Guards at the scene said the assailant was chased a few hundred yards down the street, then detonated a grenade, killing himself and an undetermined number of pursuers. But an Interior Ministry official said guards killed the attacker after he threw the grenade during a shootout. At least four other people, including a worshipper, were killed and several others were wounded, according to the official, who read details from the police report on condition of anonymity because he was not authorized to release the information.

“While we were leaving the mosque we heard a gunshot fired, followed by an explosion,” said Majid Hameed, a 50-year-old worshipper wounded in the shoulder by shrapnel. “I blame the security forces for allowing gunmen to enter the neighborhood even though all entrances are blocked by checkpoints.”

Al-Obeidi, who led the Iraqi Accordance Front, was known as a fierce advocate of prisoners’ rights, a divisive issue in relations between the disaffected Sunni Muslim minority and the Shiite-led government.

He championed their cause to the end, saying in his sermon that “nobody dares to tell the ruler that such imprisonment is wrong.”
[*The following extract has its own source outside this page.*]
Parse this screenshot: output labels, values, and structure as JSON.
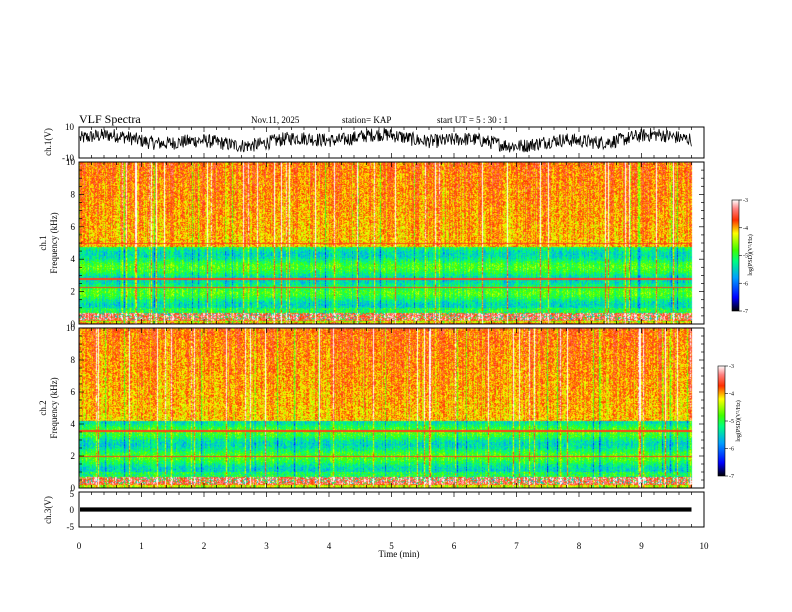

The brazen shooting followed a spate of high-profile bombings that U.S. and Iraqi officials have warned are part of an effort by insurgents to re-ignite sectarian violence and undermine confidence in the Shiite-led government.

Prime Minister Nouri al-Maliki, who warned a day earlier that violence was likely to increase ahead of the parliamentary vote set for the end of January, promised an investigation into the attack.

“This cowardly crime is a futile attempt to incite sectarian rifts among the Iraqi people and to prove that terrorist organizations are still there after these organizations have received hard punches by our armed forces,” he said in a statement read on Iraqi state TV.

Sunni lawmakers also blamed “terrorist and sectarian groups” trying to foment violence, saying al-Obeidi was on good terms with Iraq’s fractured parties.

Accordance Front spokesman and fellow lawmaker Salim Abdullah also questioned how the attackers were able to penetrate the tight security in the neighborhood. He alleged that Al Qaeda in Iraq has again infiltrated the area.

Al-Obeidi’s party is the Congress of the People of Iraq, one of three parties making up the Iraqi Accordance Front, which has 44 seats in Iraq’s 275-member parliament. The other two parties in the bloc are the Iraqi Islamic Party and the National Dialogue Council.

The lawmaker was chosen to lead the bloc in May after his predecessor, Ayad al-Samarraie, became parliamentary speaker.

Shatha al-Abousi, a fellow Sunni lawmaker and member of the parliamentary human rights committee, said al-Obeidi was 47 years old, had two wives and eight children. He also was a university professor with a doctorate in Islamic studies and often gave mosque sermons on Friday, the traditional Islamic day of prayer.

“He was calling for national reconciliation. He was trying to unify all Iraqis,” she said. “Through his Friday sermons, he was calling for peace and unity. He also disclosed the crimes and torture taking place in Iraqi prisons.”

The mainly Sunni neighborhood was one of the most dangerous neighborhoods in Baghdad before local tribal leaders joined forces with the Americans against Al Qaeda in Iraq two years ago, helping to lead to the overall decline in violence.

The persistent violence has raised concerns about the readiness of Iraqi forces to take over their own security as U.S. forces start to withdraw.

A U.S. commander in the northern city of Mosul announced that Iraqi police have arrested two of their own in connection with a Feb. 24 ambush on an American platoon at a police station that left one U.S. soldier dead.

The two suspects, believed to be an Iraqi police officer and a sergeant, opened fire on a U.S. patrol visiting one of the main Iraqi police training sites. An American soldier and an interpreter were killed and five others were wounded in the attack.

The two men were arrested during a joint U.S.-Iraqi raid early Monday and are in the custody of Iraqi police, according to Army Col. Gary Volesky, who commands U.S. troops in northern Iraq’s Ninevah province.

In other violence Friday, a bomb planted on a bicycle exploded in eastern Baghdad, killing two people and wounding nine others, according to police and hospital officials.